I got the cheapo Walmart special that is vent attached. It does help keep the phone cool as it can heat up tremendously over a 7-12 hour shift.
The problem? It keeps coming loose, unless I want it to and then I almost damage my vent. It is now broken 1 of 4 tabs. I suspect it will come loose more often unntil it breaks my phone screen, which I swear it's trying to do on purpose. Bastid.

So, I will be looking for better one. No CD or suction cup type for obvious reasons. So, what's left?

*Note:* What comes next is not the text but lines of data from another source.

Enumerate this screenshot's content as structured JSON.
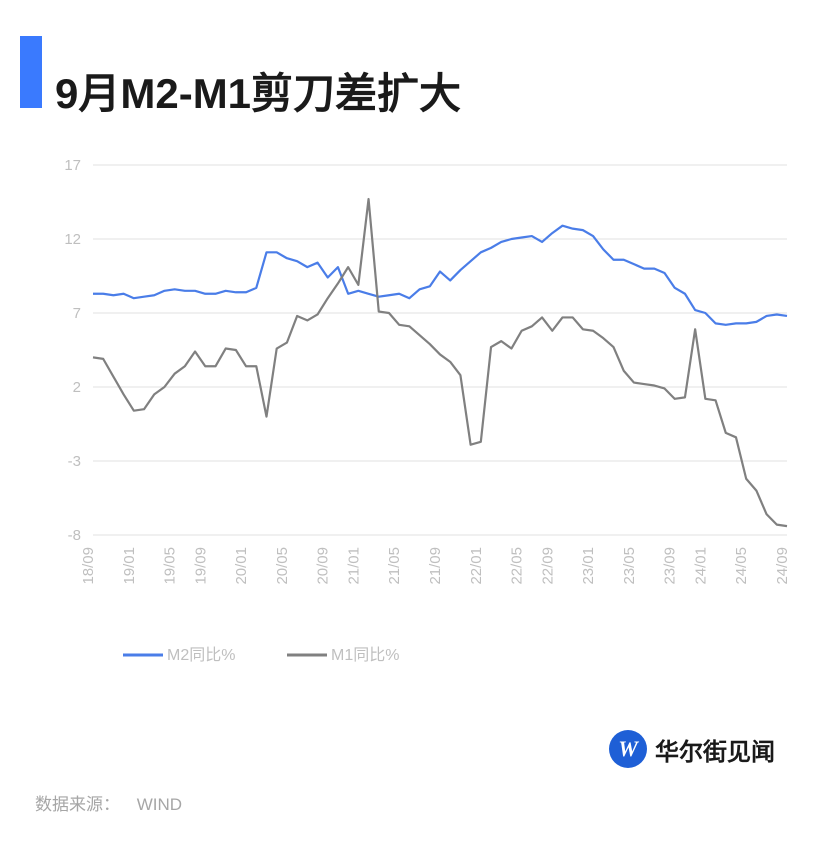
{
  "title": "9月M2-M1剪刀差扩大",
  "source_label": "数据来源：",
  "source_value": "WIND",
  "logo_letter": "W",
  "logo_text": "华尔街见闻",
  "chart": {
    "type": "line",
    "ylim": [
      -8,
      17
    ],
    "ytick_step": 5,
    "yticks": [
      -8,
      -3,
      2,
      7,
      12,
      17
    ],
    "x_labels": [
      "18/09",
      "19/01",
      "19/05",
      "19/09",
      "20/01",
      "20/05",
      "20/09",
      "21/01",
      "21/05",
      "21/09",
      "22/01",
      "22/05",
      "22/09",
      "23/01",
      "23/05",
      "23/09",
      "24/01",
      "24/05",
      "24/09"
    ],
    "grid_color": "#e0e0e0",
    "axis_label_color": "#bfbfbf",
    "axis_label_fontsize": 15,
    "background_color": "#ffffff",
    "legend": {
      "items": [
        {
          "label": "M2同比%",
          "color": "#4a7de8"
        },
        {
          "label": "M1同比%",
          "color": "#808080"
        }
      ],
      "line_width": 3
    },
    "series": [
      {
        "name": "M2同比%",
        "color": "#4a7de8",
        "line_width": 2.2,
        "values": [
          8.3,
          8.3,
          8.2,
          8.3,
          8.0,
          8.1,
          8.2,
          8.5,
          8.6,
          8.5,
          8.5,
          8.3,
          8.3,
          8.5,
          8.4,
          8.4,
          8.7,
          11.1,
          11.1,
          10.7,
          10.5,
          10.1,
          10.4,
          9.4,
          10.1,
          8.3,
          8.5,
          8.3,
          8.1,
          8.2,
          8.3,
          8.0,
          8.6,
          8.8,
          9.8,
          9.2,
          9.9,
          10.5,
          11.1,
          11.4,
          11.8,
          12.0,
          12.1,
          12.2,
          11.8,
          12.4,
          12.9,
          12.7,
          12.6,
          12.2,
          11.3,
          10.6,
          10.6,
          10.3,
          10.0,
          10.0,
          9.7,
          8.7,
          8.3,
          7.2,
          7.0,
          6.3,
          6.2,
          6.3,
          6.3,
          6.4,
          6.8,
          6.9,
          6.8
        ]
      },
      {
        "name": "M1同比%",
        "color": "#808080",
        "line_width": 2.2,
        "values": [
          4.0,
          3.9,
          2.7,
          1.5,
          0.4,
          0.5,
          1.5,
          2.0,
          2.9,
          3.4,
          4.4,
          3.4,
          3.4,
          4.6,
          4.5,
          3.4,
          3.4,
          0.0,
          4.6,
          5.0,
          6.8,
          6.5,
          6.9,
          8.0,
          9.0,
          10.1,
          8.9,
          14.7,
          7.1,
          7.0,
          6.2,
          6.1,
          5.5,
          4.9,
          4.2,
          3.7,
          2.8,
          -1.9,
          -1.7,
          4.7,
          5.1,
          4.6,
          5.8,
          6.1,
          6.7,
          5.8,
          6.7,
          6.7,
          5.9,
          5.8,
          5.3,
          4.7,
          3.1,
          2.3,
          2.2,
          2.1,
          1.9,
          1.2,
          1.3,
          5.9,
          1.2,
          1.1,
          -1.1,
          -1.4,
          -4.2,
          -5.0,
          -6.6,
          -7.3,
          -7.4
        ]
      }
    ]
  }
}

I like to have the phone visible to me and pax as we route, but yet out of outside view.
Sometimes, at night, I will turn my phone light down as to not be so glaring to attract cops or others views (taxis, Uber drivers, police, etc).


----------



## Dks2k2

Depends on where your cup holder is but mine is between the seats by hand break and I use this one I posted earlier in both my cars. Out of site and easily seen by you and pax.
http://www.amazon.com/dp/B002JTWRN8/?tag=ubne0c-20


----------



## LyftMurph

Scosche magic mount, replaced my vent one


----------



## forkedover

Neutron s


----------



## BigKnutz

I found this at Best Buy for $20 (Insignia brand). Works perfect, and the shaft/wand can be manipulated any way you need it. Comes with a vent clip too if it can't be attached to your dash.


----------